Confederate forces under Albert Sidney Johnston regrouped and counterattacked Grant’s column, which had grown to an army of 50,000 men by the beginning of April. Both sides were mauled in the two-day battle at Shiloh Church—Johnston and 40,000 men in blue and gray were gunned down—but the Confederates were forced to retreat. The northern onslaught resumed. New Orleans fell on April 25 to units of David Farragut’s fleet, which had run the batteries of the forts defending the city. Charles Ellet was killed when Confederate gunboats sortied to defend Memphis, but the ships that he had built for the Union cleared the way into that city. Farther west, a small Union army marched into Arkansas, destroying a mixed force of Confederates and Indians at Pea Ridge. On July 1 Farragut was able to sail upriver and join forces with the gunboat fleet at Vicksburg, the last Confederate stronghold on the Mississippi.

In the East, General Ambrose Burnside’s amphibious force crossed from Roanoke Island to the North Carolina mainland, seized the port of New Bern, and threatened the interior of the state. But the focus of attention was the Potomac, where McClellan began to move his army. The main Union force descended the river in transports and landed at the tip of the York peninsula, where Cornwallis’ surrender had ended the American Revolution years before. As McClellan pushed cautiously up the peninsula with 100,000 men, a second army occupied Manassas, while a third advanced into the Shenandoah Valley. By mid-May, the Union controlled most of northern Virginia, and the Army of the Potomac stood on the outskirts of Richmond.

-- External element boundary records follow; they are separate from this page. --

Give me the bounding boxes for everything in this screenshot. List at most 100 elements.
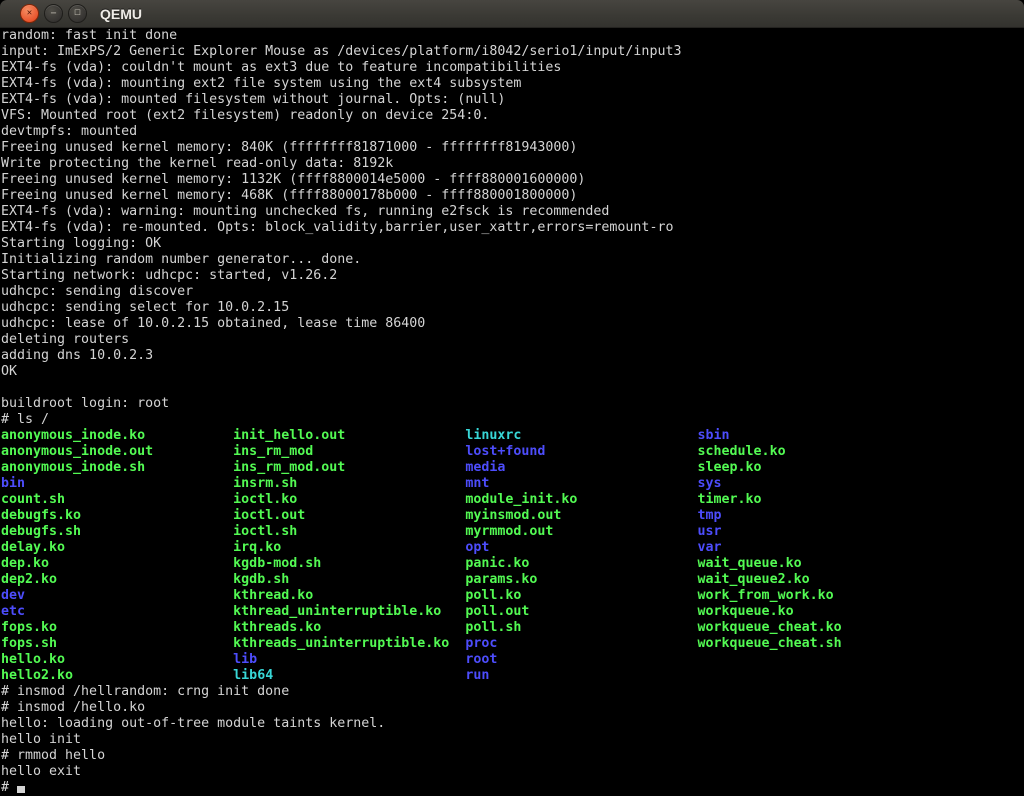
ls-entry: delay.ko <box>1 540 233 555</box>
ls-entry: insrm.sh <box>233 476 465 491</box>
console-line: Freeing unused kernel memory: 468K (ffff… <box>1 188 1024 204</box>
close-button[interactable]: ✕ <box>20 4 39 23</box>
ls-entry: opt <box>465 540 697 555</box>
console-line: adding dns 10.0.2.3 <box>1 348 1024 364</box>
ls-entry: myrmmod.out <box>465 524 697 539</box>
ls-entry: hello.ko <box>1 652 233 667</box>
console-line: input: ImExPS/2 Generic Explorer Mouse a… <box>1 44 1024 60</box>
console-line: hello: loading out-of-tree module taints… <box>1 716 1024 732</box>
console-line: # insmod /hello.ko <box>1 700 1024 716</box>
ls-entry: sleep.ko <box>698 460 762 475</box>
minimize-button[interactable]: − <box>44 4 63 23</box>
ls-entry: kgdb.sh <box>233 572 465 587</box>
ls-entry: timer.ko <box>698 492 762 507</box>
console-line: Starting network: udhcpc: started, v1.26… <box>1 268 1024 284</box>
console-line: dep.ko kgdb-mod.sh panic.ko wait_queue.k… <box>1 556 1024 572</box>
ls-entry: schedule.ko <box>698 444 786 459</box>
ls-entry: wait_queue2.ko <box>698 572 810 587</box>
console-line: etc kthread_uninterruptible.ko poll.out … <box>1 604 1024 620</box>
ls-entry: workqueue.ko <box>698 604 794 619</box>
ls-entry: lib <box>233 652 465 667</box>
titlebar[interactable]: ✕ − □ QEMU <box>0 0 1024 28</box>
console-line: EXT4-fs (vda): warning: mounting uncheck… <box>1 204 1024 220</box>
ls-entry: init_hello.out <box>233 428 465 443</box>
console-line: EXT4-fs (vda): mounting ext2 file system… <box>1 76 1024 92</box>
ls-entry: poll.sh <box>465 620 697 635</box>
ls-entry: workqueue_cheat.ko <box>698 620 842 635</box>
console-line: delay.ko irq.ko opt var <box>1 540 1024 556</box>
console-line: EXT4-fs (vda): re-mounted. Opts: block_v… <box>1 220 1024 236</box>
ls-entry: lost+found <box>465 444 697 459</box>
console-line: hello exit <box>1 764 1024 780</box>
console-line: anonymous_inode.out ins_rm_mod lost+foun… <box>1 444 1024 460</box>
ls-entry: wait_queue.ko <box>698 556 802 571</box>
ls-entry: kthread.ko <box>233 588 465 603</box>
console-line: udhcpc: lease of 10.0.2.15 obtained, lea… <box>1 316 1024 332</box>
ls-entry: media <box>465 460 697 475</box>
ls-entry: tmp <box>698 508 722 523</box>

Southerners responded to the Union invasion with éclat. They proved that the North had no monopoly on “Yankee ingenuity”; a single Confederate gunboat, its sides protected by several inches of iron plating, challenged the combined Union fleet at Vicksburg, crippled several ships, and
escaped unscathed. A second ironclad, the rebuilt old frigate
Merrimac
, threatened to cut off McClellan’s army on the peninsula, until the Union ironclad
Monitor
checked it in a duel off Hampton Roads. Nathan Bedford Forrest and other Confederate cavalry commanders were able to tie down and halt the Union forces in the West by raiding behind their lines, burning supplies, and sending false messages on the occupying army’s telegraphs. The leadership of two men, Robert E. Lee and Stonewall Jackson, saved the Confederate capital and finally reversed the spring tide of Union victory. Lee had fewer than 80,000 men to withstand the three advancing northern armies, yet he sent Jackson into the Shenandoah Valley with 18,000 men to divert what Union forces he could. Jackson and his soldiers performed brilliantly. Dancing around a cumbrous army twice their strength, they fought five battles in as many weeks, forced Lincoln to stop the Union force at Manassas from marching to join McClellan, and then rushed back to Richmond. At Jackson’s return, Lee launched another desperate gamble. Again dividing his forces, he attacked the isolated northern wing of the Army of the Potomac, drove it back, and bluffed McClellan into withdrawing his entire force. After seven days of continuous fighting, McClellan’s men found themselves back on the James River, camped on the plantation where President Harrison had been born; the bells of Richmond were no longer in earshot.

Presidents can plan, and generals can command, but the outcome of wars turns largely on the individual decisions of thousands of individual soldiers to advance or wait or retreat, to lead or follow or run. The men in blue and gray were, more often than not, still boys; the majority of them had not been old enough to vote in the election that precipitated the war. Charles Fair saw in the Civil War soldiers “a curious kind of naïveté,” as though each was “too unguardedly himself, the villains obviously and totally villainous, the virtuous cleareyed and straight as strings, the country boys so rustic and simple one cannot believe them.” That innocence would not survive four grinding years of war. In shaping the destiny of the Union, the soldiers—and through them the American people—would themselves be reshaped.